I now see that HeaderSearch::LookupFile callers perform pointer arithmetics on the out-parameter const DirectoryLookup *&CurDir. They rely on the fact that all DirectoryLookup instances are in contiguous memory. That was true when they were stored in std::vector<DirectoryLookup>, but since they are allocated in llvm::SpecificBumpPtrAllocator<DirectoryLookup> after this patch, that assumption is no longer true.
I have reverted the patch for now and will look into fixing this.
I'll need to figure out how to efficiently replace the pointer arithmetic performed by Preprocessor::LookupFile, or go back to my first solution: keeping std::vector<DirectoryLookup> and updating indices in AddSearchPath...
Replace external uses of const DirectoryLookup * by an optional iterator. That's how they get treated by callers.

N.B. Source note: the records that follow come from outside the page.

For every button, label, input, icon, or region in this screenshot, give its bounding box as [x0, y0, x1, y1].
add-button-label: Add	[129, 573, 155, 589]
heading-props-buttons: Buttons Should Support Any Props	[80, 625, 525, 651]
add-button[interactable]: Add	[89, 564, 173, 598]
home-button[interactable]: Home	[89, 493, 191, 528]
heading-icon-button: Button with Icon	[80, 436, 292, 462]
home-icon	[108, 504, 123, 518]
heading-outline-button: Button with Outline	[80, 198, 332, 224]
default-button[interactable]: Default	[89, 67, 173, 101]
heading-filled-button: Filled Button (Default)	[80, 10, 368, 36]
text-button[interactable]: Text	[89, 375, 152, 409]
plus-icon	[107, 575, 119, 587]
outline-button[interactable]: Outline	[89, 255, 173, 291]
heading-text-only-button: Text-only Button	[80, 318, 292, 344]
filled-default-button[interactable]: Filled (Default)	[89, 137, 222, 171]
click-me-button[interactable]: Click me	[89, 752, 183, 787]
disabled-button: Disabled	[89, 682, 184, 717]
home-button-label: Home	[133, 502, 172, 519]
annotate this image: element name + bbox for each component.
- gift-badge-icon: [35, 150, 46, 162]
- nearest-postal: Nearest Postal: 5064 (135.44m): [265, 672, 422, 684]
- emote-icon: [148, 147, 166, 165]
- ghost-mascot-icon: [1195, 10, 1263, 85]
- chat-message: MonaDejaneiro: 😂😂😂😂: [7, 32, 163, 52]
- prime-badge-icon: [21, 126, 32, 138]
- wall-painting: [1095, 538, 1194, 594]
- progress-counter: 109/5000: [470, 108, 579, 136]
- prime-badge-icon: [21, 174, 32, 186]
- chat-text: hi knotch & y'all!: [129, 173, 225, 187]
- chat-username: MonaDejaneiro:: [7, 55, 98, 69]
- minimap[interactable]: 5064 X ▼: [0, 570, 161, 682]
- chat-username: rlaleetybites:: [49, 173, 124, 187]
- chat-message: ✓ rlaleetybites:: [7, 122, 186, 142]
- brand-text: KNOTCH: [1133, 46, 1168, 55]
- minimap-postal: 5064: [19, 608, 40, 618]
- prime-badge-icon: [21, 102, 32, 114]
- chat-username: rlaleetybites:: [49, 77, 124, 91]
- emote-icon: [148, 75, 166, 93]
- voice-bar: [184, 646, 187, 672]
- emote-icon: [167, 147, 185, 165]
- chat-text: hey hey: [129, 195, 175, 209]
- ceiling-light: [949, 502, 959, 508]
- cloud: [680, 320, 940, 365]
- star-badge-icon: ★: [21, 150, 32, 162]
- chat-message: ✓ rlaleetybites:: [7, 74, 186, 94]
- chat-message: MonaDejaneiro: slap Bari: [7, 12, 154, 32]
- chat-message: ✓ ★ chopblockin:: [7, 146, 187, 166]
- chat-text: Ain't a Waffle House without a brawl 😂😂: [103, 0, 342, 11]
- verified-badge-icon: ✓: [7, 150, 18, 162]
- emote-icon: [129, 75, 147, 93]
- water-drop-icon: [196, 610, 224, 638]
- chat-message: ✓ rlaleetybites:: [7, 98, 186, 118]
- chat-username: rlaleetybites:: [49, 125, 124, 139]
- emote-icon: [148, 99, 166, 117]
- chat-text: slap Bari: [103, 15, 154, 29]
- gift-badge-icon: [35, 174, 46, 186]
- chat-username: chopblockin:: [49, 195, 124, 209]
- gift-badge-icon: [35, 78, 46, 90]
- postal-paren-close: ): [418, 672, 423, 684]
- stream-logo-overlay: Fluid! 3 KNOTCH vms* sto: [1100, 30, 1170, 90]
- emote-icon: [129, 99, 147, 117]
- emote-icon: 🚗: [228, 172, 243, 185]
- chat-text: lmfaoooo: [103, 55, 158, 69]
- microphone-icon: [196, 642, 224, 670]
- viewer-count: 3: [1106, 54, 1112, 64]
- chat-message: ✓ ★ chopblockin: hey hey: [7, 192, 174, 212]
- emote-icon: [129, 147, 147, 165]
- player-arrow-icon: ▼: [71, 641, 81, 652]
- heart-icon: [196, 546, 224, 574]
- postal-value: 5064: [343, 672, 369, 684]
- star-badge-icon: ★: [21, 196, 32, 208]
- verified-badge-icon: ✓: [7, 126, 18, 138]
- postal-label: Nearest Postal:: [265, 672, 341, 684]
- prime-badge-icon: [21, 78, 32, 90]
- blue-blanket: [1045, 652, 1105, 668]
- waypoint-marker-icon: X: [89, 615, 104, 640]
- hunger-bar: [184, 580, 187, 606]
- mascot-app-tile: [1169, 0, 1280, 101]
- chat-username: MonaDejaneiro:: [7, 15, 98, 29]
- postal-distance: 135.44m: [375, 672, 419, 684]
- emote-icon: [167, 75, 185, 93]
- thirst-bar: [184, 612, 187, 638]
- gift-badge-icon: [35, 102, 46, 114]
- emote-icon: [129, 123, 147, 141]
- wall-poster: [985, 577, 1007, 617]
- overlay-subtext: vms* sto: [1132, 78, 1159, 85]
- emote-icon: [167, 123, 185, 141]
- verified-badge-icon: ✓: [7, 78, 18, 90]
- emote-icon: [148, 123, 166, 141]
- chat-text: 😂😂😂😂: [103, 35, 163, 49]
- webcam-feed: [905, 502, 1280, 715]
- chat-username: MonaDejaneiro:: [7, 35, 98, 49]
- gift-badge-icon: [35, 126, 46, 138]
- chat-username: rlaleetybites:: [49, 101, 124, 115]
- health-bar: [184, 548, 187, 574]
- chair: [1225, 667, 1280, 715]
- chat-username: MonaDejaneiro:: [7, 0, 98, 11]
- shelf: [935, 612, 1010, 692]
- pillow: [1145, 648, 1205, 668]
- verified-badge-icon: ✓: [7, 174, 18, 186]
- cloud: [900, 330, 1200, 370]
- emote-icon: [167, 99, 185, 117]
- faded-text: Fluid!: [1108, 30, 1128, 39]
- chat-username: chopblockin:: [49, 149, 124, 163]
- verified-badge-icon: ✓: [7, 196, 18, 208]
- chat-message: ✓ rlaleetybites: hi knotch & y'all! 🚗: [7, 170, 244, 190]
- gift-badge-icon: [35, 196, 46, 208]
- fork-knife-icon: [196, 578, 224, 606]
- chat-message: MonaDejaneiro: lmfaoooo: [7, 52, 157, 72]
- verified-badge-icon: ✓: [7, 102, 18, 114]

clang/include/clang/Lex/HeaderSearch.h | ||
---|---|---|
399 | This is the interesting change in the latest revision. Callers of this function performed pointer arithmetics on const DirectoryLookup *, essentially treating it as an iterator. Since DirectoryLookup objects are no longer stored in contiguous memory, that's unsafe. I'm using an iterator to allow doing that safely and using llvm::Optional to provide the nullability clients take advantage of. I don't love the long name that causes a bunch of formatting changes. Maybe it's worth extracting it out of HeaderSearch and giving it shorter name. I also don't love that the API is not the same as for const DirectoryLookup *, leading to some "unnecessary" changes (e.g. CurDir = nullptr -> CurDir.reset()). I think it might be worth creating custom iterator type that would have the original API, but would behave correctly with the new memory setup. |
I haven’t tried it but is there a particular reason why this can’t be a const DirectoryLookup *?